Another interactive touchscreen in the gallery lets visitors explore the crews of the Endurance and Ross Sea Party expeditions to the Antarctic, whilst a third exhibit offers visitors two games exploring ideal diets in polar environments.Sea Things
The bold central display cases within this gallery require a suite of six interactive digital labels, allowing visitors to explore a virtual 3D recreation of the displays, interrogating objects to uncover stories and imagery from a variety of sources.
Our software allows the myriad of content to be seamlessly delivered and provides a unifying approach to navigating the rich and varied objects on display.

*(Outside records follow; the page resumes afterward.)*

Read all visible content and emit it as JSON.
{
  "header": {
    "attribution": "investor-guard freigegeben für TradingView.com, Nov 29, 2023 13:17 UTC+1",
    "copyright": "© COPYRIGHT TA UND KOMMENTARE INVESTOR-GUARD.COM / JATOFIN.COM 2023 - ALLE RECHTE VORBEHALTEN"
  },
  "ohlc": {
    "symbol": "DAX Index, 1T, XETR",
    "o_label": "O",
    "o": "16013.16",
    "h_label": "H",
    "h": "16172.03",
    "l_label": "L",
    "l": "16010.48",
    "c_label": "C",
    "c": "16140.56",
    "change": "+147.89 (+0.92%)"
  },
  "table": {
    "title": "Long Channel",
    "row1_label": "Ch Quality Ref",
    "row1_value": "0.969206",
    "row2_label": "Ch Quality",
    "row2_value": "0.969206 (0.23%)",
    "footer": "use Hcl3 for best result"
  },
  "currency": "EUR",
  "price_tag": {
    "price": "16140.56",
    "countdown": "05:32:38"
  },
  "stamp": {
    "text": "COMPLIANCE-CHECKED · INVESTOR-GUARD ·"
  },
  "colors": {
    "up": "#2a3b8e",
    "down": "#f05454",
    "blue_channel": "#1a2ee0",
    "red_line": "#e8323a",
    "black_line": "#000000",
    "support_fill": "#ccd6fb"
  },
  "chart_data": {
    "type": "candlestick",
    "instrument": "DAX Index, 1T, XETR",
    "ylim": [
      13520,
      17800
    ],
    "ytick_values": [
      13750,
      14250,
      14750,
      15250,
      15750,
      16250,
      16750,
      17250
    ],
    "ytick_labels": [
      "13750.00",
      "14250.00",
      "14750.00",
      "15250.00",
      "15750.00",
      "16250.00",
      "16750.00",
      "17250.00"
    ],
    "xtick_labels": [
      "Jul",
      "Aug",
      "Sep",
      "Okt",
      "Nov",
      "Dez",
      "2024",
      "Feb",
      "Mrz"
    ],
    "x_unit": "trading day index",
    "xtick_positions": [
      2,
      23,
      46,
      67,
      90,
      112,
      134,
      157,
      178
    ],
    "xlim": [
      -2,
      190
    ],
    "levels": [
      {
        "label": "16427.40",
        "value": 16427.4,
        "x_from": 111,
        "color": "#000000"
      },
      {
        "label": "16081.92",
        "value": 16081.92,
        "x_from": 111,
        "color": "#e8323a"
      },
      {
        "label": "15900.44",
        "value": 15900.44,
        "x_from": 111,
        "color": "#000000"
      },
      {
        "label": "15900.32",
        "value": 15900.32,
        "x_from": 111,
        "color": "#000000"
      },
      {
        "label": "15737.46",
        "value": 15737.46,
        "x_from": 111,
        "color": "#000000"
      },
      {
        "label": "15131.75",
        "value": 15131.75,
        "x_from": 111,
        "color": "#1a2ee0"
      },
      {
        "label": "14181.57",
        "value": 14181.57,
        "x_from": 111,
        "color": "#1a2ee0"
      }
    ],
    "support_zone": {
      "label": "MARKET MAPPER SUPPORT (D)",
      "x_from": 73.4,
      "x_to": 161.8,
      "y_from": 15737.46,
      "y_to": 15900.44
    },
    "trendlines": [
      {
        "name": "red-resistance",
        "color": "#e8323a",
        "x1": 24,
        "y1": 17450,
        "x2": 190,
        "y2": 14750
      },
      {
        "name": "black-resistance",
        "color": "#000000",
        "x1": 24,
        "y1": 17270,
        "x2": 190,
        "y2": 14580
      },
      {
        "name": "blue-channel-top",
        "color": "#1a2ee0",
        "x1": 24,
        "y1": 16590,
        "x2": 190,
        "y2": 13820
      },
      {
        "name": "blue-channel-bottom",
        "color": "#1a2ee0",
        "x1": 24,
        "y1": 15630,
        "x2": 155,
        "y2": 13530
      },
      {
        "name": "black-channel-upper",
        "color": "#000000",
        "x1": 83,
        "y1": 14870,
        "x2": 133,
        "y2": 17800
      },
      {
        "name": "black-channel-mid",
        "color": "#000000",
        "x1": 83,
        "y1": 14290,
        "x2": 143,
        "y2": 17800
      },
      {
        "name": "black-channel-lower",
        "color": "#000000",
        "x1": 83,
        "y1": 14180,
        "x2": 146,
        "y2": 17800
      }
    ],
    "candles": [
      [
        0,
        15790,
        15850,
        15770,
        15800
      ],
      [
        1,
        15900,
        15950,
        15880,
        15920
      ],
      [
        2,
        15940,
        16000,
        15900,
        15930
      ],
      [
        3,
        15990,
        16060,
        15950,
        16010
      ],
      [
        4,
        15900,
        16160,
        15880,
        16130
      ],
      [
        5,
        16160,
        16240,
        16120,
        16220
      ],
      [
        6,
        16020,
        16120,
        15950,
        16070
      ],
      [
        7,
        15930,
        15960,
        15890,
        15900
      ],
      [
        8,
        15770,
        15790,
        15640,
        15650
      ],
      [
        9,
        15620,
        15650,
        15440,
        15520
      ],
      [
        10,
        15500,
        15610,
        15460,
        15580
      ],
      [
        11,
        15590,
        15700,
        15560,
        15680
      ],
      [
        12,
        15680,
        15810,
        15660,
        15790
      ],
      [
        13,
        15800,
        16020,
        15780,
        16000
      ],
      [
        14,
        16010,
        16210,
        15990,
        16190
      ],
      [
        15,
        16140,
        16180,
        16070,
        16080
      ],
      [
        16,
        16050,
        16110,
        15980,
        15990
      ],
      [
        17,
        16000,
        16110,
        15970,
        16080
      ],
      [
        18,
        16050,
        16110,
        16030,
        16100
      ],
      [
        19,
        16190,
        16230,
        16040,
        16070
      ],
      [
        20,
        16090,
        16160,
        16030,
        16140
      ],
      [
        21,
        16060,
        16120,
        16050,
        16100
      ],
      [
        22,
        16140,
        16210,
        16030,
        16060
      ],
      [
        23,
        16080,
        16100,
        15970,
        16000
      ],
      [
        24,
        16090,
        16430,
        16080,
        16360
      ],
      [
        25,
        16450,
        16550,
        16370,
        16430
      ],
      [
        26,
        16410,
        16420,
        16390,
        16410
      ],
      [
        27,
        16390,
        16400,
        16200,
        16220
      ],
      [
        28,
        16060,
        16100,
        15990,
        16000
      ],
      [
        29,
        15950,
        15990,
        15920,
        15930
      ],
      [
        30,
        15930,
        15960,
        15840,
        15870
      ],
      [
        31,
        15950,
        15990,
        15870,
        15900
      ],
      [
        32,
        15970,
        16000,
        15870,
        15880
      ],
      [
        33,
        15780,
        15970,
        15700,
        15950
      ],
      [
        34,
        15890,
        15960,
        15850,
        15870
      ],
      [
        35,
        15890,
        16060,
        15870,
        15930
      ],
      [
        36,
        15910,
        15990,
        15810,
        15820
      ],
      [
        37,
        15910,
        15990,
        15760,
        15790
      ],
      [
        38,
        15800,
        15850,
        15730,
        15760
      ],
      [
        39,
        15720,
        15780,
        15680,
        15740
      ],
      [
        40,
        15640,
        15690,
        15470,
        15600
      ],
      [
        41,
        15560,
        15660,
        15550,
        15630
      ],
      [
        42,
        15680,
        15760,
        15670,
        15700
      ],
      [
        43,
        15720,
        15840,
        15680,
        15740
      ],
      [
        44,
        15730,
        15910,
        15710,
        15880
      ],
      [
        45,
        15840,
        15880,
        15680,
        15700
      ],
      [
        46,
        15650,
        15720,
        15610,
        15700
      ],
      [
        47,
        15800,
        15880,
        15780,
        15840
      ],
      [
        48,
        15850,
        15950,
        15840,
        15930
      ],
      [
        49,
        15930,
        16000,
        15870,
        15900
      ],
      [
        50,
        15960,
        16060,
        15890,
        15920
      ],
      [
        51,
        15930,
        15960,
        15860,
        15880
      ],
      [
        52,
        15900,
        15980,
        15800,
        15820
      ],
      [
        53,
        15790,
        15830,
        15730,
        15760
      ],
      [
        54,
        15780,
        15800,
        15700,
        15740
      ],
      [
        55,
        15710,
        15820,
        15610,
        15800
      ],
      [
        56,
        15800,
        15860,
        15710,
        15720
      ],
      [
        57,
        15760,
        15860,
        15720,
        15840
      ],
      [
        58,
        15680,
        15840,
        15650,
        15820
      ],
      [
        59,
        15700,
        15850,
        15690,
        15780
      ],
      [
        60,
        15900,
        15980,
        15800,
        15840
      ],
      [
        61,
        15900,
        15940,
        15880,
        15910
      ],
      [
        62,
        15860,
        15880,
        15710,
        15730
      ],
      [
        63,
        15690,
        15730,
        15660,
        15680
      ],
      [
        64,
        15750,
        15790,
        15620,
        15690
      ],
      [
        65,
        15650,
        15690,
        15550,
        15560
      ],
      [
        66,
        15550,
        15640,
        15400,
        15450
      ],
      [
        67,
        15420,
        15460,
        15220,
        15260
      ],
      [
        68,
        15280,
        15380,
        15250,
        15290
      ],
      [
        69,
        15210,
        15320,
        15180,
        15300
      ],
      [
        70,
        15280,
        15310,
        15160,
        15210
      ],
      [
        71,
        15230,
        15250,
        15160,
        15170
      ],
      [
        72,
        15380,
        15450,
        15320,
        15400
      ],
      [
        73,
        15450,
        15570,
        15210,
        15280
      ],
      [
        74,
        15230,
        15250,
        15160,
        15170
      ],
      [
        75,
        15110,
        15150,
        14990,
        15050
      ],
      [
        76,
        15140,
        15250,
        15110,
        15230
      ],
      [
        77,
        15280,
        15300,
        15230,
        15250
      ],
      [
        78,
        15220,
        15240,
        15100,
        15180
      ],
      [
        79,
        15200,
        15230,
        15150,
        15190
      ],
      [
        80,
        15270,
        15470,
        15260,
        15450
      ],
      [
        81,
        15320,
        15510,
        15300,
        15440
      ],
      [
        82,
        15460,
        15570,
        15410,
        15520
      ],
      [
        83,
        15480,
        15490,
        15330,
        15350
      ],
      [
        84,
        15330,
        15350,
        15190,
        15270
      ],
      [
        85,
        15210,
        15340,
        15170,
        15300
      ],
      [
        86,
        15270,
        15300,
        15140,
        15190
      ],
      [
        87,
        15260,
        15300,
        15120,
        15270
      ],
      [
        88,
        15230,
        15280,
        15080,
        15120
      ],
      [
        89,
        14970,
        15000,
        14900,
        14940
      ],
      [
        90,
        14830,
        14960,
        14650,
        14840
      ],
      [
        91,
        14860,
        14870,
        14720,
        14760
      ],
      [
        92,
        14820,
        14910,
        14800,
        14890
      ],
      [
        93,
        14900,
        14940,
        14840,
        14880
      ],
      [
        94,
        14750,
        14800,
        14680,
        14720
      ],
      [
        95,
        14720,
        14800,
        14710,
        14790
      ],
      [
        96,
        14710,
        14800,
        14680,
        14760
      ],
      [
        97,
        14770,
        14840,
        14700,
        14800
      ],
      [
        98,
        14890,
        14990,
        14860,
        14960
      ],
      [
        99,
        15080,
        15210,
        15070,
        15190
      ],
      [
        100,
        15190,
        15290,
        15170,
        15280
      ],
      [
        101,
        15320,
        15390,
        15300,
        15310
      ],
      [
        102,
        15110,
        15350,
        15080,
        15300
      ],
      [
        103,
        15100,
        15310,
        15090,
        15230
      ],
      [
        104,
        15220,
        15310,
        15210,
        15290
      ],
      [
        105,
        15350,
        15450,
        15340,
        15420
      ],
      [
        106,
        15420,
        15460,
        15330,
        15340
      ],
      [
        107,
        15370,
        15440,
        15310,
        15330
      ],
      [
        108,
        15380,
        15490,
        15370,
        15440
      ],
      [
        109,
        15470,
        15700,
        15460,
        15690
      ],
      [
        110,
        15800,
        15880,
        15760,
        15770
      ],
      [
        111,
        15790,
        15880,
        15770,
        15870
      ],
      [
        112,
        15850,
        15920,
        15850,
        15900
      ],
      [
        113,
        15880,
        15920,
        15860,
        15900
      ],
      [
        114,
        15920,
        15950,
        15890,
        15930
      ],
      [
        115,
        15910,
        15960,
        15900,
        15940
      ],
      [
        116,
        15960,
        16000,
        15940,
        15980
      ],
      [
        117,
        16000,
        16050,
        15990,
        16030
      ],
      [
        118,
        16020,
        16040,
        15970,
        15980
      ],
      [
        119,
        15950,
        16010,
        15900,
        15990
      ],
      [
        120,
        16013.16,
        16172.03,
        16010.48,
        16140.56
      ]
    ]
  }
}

An additional display lets visitors explore a rich flotilla of model ships on display, uncovering stories and the history behind each one. Visitors can also chose to undertake a fun personality quiz, resulting in an ideal job for them to do on one of the ships.
A final exhibit on gallery allows visitors to explore the rich library of personal memories people have of the seashore, tying into a community outreach programme that saw members of the public across the UK contribute sentiments to the museum. Visitors can also leave their own memory in-gallery, contributing to the growing collection of stories over the lifetime of the gallery.
A suite of five exhibits help tell the exciting stories of adventures through The Pacific.
Two libraries of historic images allow visitors to explore the rich and fascinating visual archive of engravings from Captain Cook's voyages, and photographs taken from the 1860s onwards that document the indigenous cultures that were exploited by imperial expansion during that era.
A large-scale, multi-screen ambient animation portrays photographs of Pacific encounters, arranged into a realtime 3D voyage through a set of imaginary islands.
An interactive touchscreen exhibit invites visitors to imagine their own Pacific island, drawing a map by adding land features and details.
Finally, visitors get to discover how Captain Cook's 1769 voyage to Tahiti allowed astronomers to observe the rare Transit of Venus, allowing them to measure how far Earth was from the Sun.Tudor and Stuart Seafarers
Two interactive interfaces help visitors explore the historic stories from this fascinating era.
An interactive collection allows visitors to explore curious details from a range of maps, picking out hotspots of interest, including imagined monsters of the seas and fascinating geographical inaccuracies.
Another exhibit allows visitors to explore pages from Edward Barlow's fascinating journal, documenting his voyages on various king's ships.